Friday, November 7, 2014

On Lena Dunham and Mining for Memoir-Worthy Material

By now many of you have heard about the firestorm surrounding Lena Dunham, creator of the television show Girls and lately memoirist as well. The controversy centers on two experiences Dunham relayed in her recently published memoir. One has to do with her exploration of her little sister's vagina (actually, labia - Dunham got this wrong) while the two were playing outside, and with what she found therein (pebbles, and huh? - but whatever). She was seven years old at the time, and her sister one year old. The other is when as a young woman she outed her younger sister to her mother without her sister's knowledge or consent.


I have watched Girls, and though I found it funny, it is one of the more inconsequential shows I've seen. In its way it's a successor to Seinfeld, the self-proclaimed show about nothing. In Girls the concerns of twenty-something females seem microscopic, banal, and entirely relational. I don't think the show does any service to the goals of feminism, but that's not its mission.

It is damn funny in spots, and Dunham herself has a sort of Lucille Ball self-deprecating wackiness that is compelling.

What Dunham sells is the narcissistic quirkiness that is emblematic of her generation. And she sells it well. Quirkiness has value, and appreciating it is the first step in humanizing others, in seeing them as we see ourselves, in developing empathy.

But quirkiness is not a very adult ending place. On a television show that is billed as comedy, fine. In a memoir, even one meant to be funny, it's not quite enough.

I get the sense that Dunham mined her childhood for quirkiness, and there was plenty of material to find. It's not the telling of the episodes that is problematic - all memoirists mine their childhoods for content (and c'mon, all of us explored our nascent sexuality with other children in some form or other) - but the framing of the episodes that is poorly handled. Dunham compares her childhood interest in her sister as that of a stalker in his subject, and needless to say, that is a tone-deaf comparison. She has admitted it and will, I am certain, move forward.

Telling her mother her sister's business was another mistake, albeit a youthful one. But who among us has not made mistakes like this?

Dunham is talented, so talented, but not yet all the way grown-up. She probably should have held off another few years on writing that memoir. When she learns to combine her trademark narcissistic quirkiness with a more inclusive and sophisticated view of the world around her - some might say when she realizes that there is a world around her, but I tend to be more charitable towards her - she will do great things.

Until then, try not to judge her so harshly.
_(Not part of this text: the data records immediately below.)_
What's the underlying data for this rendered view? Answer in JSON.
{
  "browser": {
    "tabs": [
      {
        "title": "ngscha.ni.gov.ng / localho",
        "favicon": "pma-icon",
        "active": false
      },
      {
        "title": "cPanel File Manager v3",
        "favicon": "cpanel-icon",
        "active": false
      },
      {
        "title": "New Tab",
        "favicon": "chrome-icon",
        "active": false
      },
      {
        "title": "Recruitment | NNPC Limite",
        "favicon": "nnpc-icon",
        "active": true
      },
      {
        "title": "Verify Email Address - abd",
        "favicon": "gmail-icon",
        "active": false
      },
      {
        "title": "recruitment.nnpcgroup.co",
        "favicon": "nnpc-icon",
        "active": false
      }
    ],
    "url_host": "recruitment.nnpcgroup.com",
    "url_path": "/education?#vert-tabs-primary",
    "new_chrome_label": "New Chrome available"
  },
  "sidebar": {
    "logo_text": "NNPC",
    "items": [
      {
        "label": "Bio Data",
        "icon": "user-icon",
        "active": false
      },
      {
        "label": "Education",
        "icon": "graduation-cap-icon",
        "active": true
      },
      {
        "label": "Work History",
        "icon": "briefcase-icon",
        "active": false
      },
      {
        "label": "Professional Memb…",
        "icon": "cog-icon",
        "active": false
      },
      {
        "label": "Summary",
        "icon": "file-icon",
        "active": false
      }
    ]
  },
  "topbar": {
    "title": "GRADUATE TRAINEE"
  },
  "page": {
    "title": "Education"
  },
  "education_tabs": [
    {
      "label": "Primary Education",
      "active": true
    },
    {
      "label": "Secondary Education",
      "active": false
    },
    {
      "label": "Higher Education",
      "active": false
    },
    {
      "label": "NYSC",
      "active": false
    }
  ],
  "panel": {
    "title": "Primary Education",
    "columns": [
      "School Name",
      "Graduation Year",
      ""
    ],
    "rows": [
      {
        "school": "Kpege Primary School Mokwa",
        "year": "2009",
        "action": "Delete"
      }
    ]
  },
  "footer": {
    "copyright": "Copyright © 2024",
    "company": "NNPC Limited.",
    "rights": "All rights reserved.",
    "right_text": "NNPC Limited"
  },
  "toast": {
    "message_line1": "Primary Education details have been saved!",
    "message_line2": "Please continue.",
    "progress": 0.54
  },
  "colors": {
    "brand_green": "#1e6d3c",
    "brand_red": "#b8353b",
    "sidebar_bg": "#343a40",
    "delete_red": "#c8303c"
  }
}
The principle difference between you and her is that she's made the choice to throw all her baggage outside on the curb where everyone can spot it and with a hefty dose of prurient interest spend a leisurely afternoon scrutinizing its contents.


Bibliomama said...

I haven't watched Girls, but I've read about the furor caused by the memoir, and I think you're spot-on here. I'd try to add something insightful, but it's early, and my daughter is blaring Dog With a Blog and I just don't think I'm up to it.

Mary Gilmour said...

I guess I am showing my age here, but there are some things that I wish people would not air in public.1357

Nicole said...

I haven't watched Girls, read the memoir, OR read the furor about the memoir. I am out of it.